Friday, 24 September 2004

newbery honors and medals

I trekked to my favorite non-Denver non-PGN library with a list of children's books. Indiscriminately--totally being one of those parents at whom, as a page, I rolled my eyes, because they selected books for their children based on exactly the same list--I plucked Newbery books into a stack in my left hand.

And then I went off and read them. I don't know what I thought I wanted to find at Nordstrom, but I read Everything on a Waffle over a sandwich from Paradise Bakery. That was charming and fun and safe, like Because of Winn-Dixie.
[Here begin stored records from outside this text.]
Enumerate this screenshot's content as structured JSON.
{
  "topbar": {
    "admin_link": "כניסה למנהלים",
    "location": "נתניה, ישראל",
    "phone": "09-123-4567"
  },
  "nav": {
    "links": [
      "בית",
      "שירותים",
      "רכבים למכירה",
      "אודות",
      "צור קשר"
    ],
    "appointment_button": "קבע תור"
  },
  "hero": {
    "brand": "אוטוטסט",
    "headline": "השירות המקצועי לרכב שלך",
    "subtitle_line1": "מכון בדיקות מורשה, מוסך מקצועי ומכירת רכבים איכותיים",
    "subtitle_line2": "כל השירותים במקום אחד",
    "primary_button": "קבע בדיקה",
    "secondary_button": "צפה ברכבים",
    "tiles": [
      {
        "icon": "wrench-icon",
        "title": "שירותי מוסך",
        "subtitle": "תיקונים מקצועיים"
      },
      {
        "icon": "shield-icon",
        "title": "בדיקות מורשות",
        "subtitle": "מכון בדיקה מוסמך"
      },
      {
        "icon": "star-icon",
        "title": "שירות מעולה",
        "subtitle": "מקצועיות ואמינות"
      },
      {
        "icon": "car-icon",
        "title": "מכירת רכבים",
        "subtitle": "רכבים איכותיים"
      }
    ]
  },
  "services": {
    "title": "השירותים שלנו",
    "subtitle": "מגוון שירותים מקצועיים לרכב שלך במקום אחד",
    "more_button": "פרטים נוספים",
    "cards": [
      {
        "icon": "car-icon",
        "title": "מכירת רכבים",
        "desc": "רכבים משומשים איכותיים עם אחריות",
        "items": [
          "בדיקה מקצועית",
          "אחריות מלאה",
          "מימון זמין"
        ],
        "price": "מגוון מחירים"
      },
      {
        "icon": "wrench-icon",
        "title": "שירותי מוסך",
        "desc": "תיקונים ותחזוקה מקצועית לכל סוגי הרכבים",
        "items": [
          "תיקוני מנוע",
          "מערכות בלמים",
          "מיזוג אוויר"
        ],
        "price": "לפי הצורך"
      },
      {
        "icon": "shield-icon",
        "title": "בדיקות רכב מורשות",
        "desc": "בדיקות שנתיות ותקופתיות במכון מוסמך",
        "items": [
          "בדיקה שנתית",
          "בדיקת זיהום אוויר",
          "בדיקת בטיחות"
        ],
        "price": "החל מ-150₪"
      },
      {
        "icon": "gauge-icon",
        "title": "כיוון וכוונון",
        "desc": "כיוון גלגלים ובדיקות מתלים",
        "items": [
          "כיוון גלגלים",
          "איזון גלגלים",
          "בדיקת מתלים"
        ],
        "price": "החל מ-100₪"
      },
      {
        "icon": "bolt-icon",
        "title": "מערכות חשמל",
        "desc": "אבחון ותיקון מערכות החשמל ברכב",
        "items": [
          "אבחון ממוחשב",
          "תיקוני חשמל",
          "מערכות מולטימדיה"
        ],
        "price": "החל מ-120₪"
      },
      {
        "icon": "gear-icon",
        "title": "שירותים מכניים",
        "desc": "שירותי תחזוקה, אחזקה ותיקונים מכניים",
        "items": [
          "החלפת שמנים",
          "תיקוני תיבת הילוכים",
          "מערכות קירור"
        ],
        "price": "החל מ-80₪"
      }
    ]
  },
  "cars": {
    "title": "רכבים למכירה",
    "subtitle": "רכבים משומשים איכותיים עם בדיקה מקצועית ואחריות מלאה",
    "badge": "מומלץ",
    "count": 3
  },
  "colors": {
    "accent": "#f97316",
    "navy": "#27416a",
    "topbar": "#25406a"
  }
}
(What did I miss about Desperaux? It was okay, but it fit into a pattern, in which the work that follows the best work is rewarded, out of guilt for previously neglecting the best, that I had previously noticed more with Oscars. And, as regards Philip Roth and Richard Russo, the Pulitzer.)

Home again I read On My Honor, which was A Taste of Wild Blackberries Meets the ABC After School Special; yesterday I read The Wish Giver--I'd say Stephen King lifted Needful Things straight from it if it weren't such an old premise--and The Matchlock Gun, which had a strong anti-Indian slant (even for 1942? when Laura Ingalls Wilder was publishing Newbery Honor Indian-hating books?) and brought up interesting bits of history only to let them fall scattered and neglected.
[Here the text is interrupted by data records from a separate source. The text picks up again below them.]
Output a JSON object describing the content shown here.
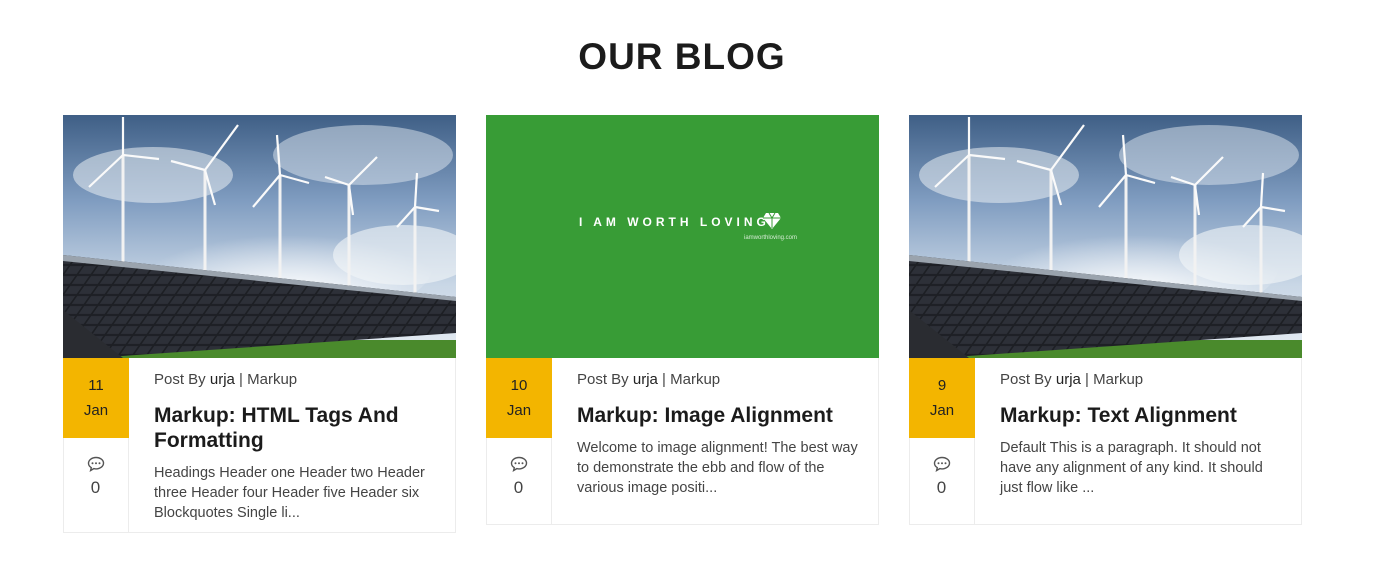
{
  "section": {
    "title": "OUR BLOG"
  },
  "posts": [
    {
      "day": "11",
      "month": "Jan",
      "byline_prefix": "Post By ",
      "author": "urja",
      "separator": " | ",
      "category": "Markup",
      "title": "Markup: HTML Tags And Formatting",
      "excerpt": "Headings Header one Header two Header three Header four Header five Header six Blockquotes Single li...",
      "comments": "0",
      "image": "wind-turbines-solar-panels"
    },
    {
      "day": "10",
      "month": "Jan",
      "byline_prefix": "Post By ",
      "author": "urja",
      "separator": " | ",
      "category": "Markup",
      "title": "Markup: Image Alignment",
      "excerpt": "Welcome to image alignment! The best way to demonstrate the ebb and flow of the various image positi...",
      "comments": "0",
      "image": "green-banner",
      "image_text": "I AM WORTH LOVING",
      "image_subtext": "iamworthloving.com",
      "image_bg": "#389c36"
    },
    {
      "day": "9",
      "month": "Jan",
      "byline_prefix": "Post By ",
      "author": "urja",
      "separator": " | ",
      "category": "Markup",
      "title": "Markup: Text Alignment",
      "excerpt": "Default This is a paragraph. It should not have any alignment of any kind. It should just flow like ...",
      "comments": "0",
      "image": "wind-turbines-solar-panels"
    }
  ],
  "colors": {
    "date_badge": "#f3b500",
    "title": "#1b1b1b",
    "border": "#ececec"
  },
  "icons": {
    "comment": "speech-bubble-icon"
  }
}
Today I'm reading One-Eyed Cat, and I'm surprised it took four books to prove that all books are one book. In Everything on a Waffle is a recipe for perfectly boiled potatoes. In One-Eyed Cat, someone describes the succulence of the perfectly boiled potato.
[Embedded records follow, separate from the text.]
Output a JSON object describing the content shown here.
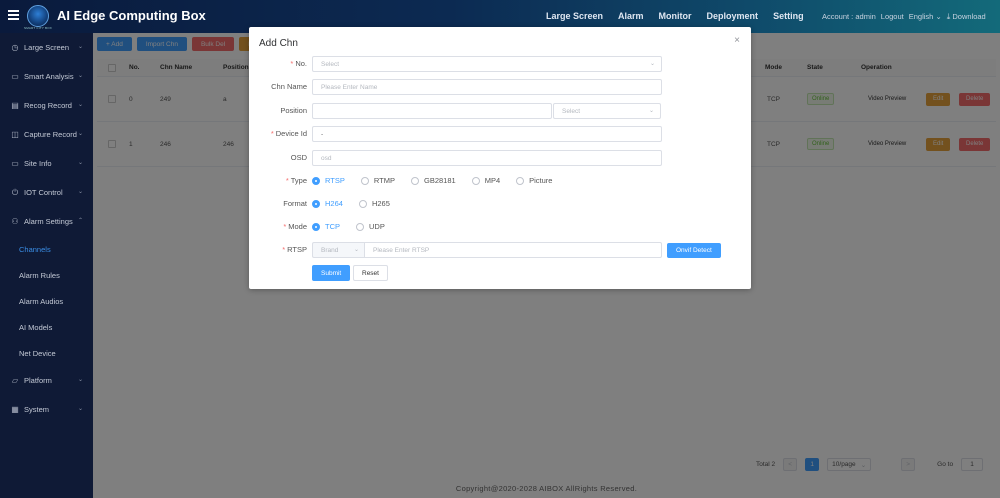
{
  "header": {
    "app_title": "AI Edge Computing Box",
    "logo_subtext": "SMART CITY BOX",
    "nav": [
      "Large Screen",
      "Alarm",
      "Monitor",
      "Deployment",
      "Setting"
    ],
    "account_label": "Account : admin",
    "logout": "Logout",
    "language": "English",
    "download": "Download"
  },
  "sidebar": {
    "items": [
      {
        "label": "Large Screen",
        "icon": "clock-icon",
        "glyph": "◷",
        "chevron": "⌄"
      },
      {
        "label": "Smart Analysis",
        "icon": "monitor-icon",
        "glyph": "▭",
        "chevron": "⌄"
      },
      {
        "label": "Recog Record",
        "icon": "list-icon",
        "glyph": "▤",
        "chevron": "⌄"
      },
      {
        "label": "Capture Record",
        "icon": "camera-icon",
        "glyph": "◫",
        "chevron": "⌄"
      },
      {
        "label": "Site Info",
        "icon": "screen-icon",
        "glyph": "▭",
        "chevron": "⌄"
      },
      {
        "label": "IOT Control",
        "icon": "power-icon",
        "glyph": "⏻",
        "chevron": "⌄"
      },
      {
        "label": "Alarm Settings",
        "icon": "user-icon",
        "glyph": "⚇",
        "chevron": "⌃"
      }
    ],
    "sub_items": [
      "Channels",
      "Alarm Rules",
      "Alarm Audios",
      "AI Models",
      "Net Device"
    ],
    "bottom_items": [
      {
        "label": "Platform",
        "icon": "folder-icon",
        "glyph": "▱",
        "chevron": "⌄"
      },
      {
        "label": "System",
        "icon": "grid-icon",
        "glyph": "▦",
        "chevron": "⌄"
      }
    ]
  },
  "toolbar": {
    "add": "+ Add",
    "import": "Import Chn",
    "bulk_del": "Bulk Del",
    "extra": "E"
  },
  "table": {
    "headers": {
      "no": "No.",
      "name": "Chn Name",
      "position": "Position",
      "mode": "Mode",
      "state": "State",
      "operation": "Operation"
    },
    "rows": [
      {
        "no": "0",
        "name": "249",
        "position": "a",
        "mode": "TCP",
        "state": "Online"
      },
      {
        "no": "1",
        "name": "246",
        "position": "246",
        "mode": "TCP",
        "state": "Online"
      }
    ],
    "ops": {
      "preview": "Video Preview",
      "edit": "Edit",
      "delete": "Delete"
    }
  },
  "pagination": {
    "total": "Total 2",
    "page": "1",
    "per_page": "10/page",
    "goto": "Go to",
    "goto_value": "1",
    "prev": "<",
    "next": ">"
  },
  "footer": "Copyright@2020-2028 AIBOX AllRights Reserved.",
  "dialog": {
    "title": "Add Chn",
    "close": "×",
    "fields": {
      "no": {
        "label": "No.",
        "placeholder": "Select"
      },
      "name": {
        "label": "Chn Name",
        "placeholder": "Please Enter Name"
      },
      "position": {
        "label": "Position",
        "value": "",
        "select_placeholder": "Select"
      },
      "device_id": {
        "label": "Device Id",
        "value": "-"
      },
      "osd": {
        "label": "OSD",
        "value": "osd"
      },
      "type": {
        "label": "Type",
        "options": [
          "RTSP",
          "RTMP",
          "GB28181",
          "MP4",
          "Picture"
        ],
        "selected": 0
      },
      "format": {
        "label": "Format",
        "options": [
          "H264",
          "H265"
        ],
        "selected": 0
      },
      "mode": {
        "label": "Mode",
        "options": [
          "TCP",
          "UDP"
        ],
        "selected": 0
      },
      "rtsp": {
        "label": "RTSP",
        "brand": "Brand",
        "placeholder": "Please Enter RTSP",
        "onvif": "Onvif Detect"
      }
    },
    "submit": "Submit",
    "reset": "Reset"
  },
  "colors": {
    "primary": "#409eff",
    "danger": "#f56c6c",
    "warning": "#e6a23c",
    "sidebar": "#0f1a36"
  }
}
I also borrowed one of the three Medalists I feel guilty about, Up a Road Slowly--about which I feel the guiltiest since it was mentioned in Look Out My Window and I even read a book about a doll (Impunity Jane*) for its sake and and painted my teenaged bedroom yellow with white trim. The others are M.C. Higgins the Great and A Gathering of Days. Those are the only three since 1959--unless it be about a dog (Sounder and Shiloh**)--that I have missed, and 1959 to 1986, Witch of Blackbird Pond to Sarah, Plain and Tall, is the Golden Age of U.S. children's books.

* Impunity Jane was fine. So was Hitty, Her First Hundred Years. I am not impugning (disappointingly, those words' sources are dissimilar) dolls.

** I did survive Ginger Pye and King of the Wind and Julie of the Wolves. I could try Sounder and Shiloh. And maybe Rascal. I am not going to read Where the Red Fern Grows, though. That I refuse.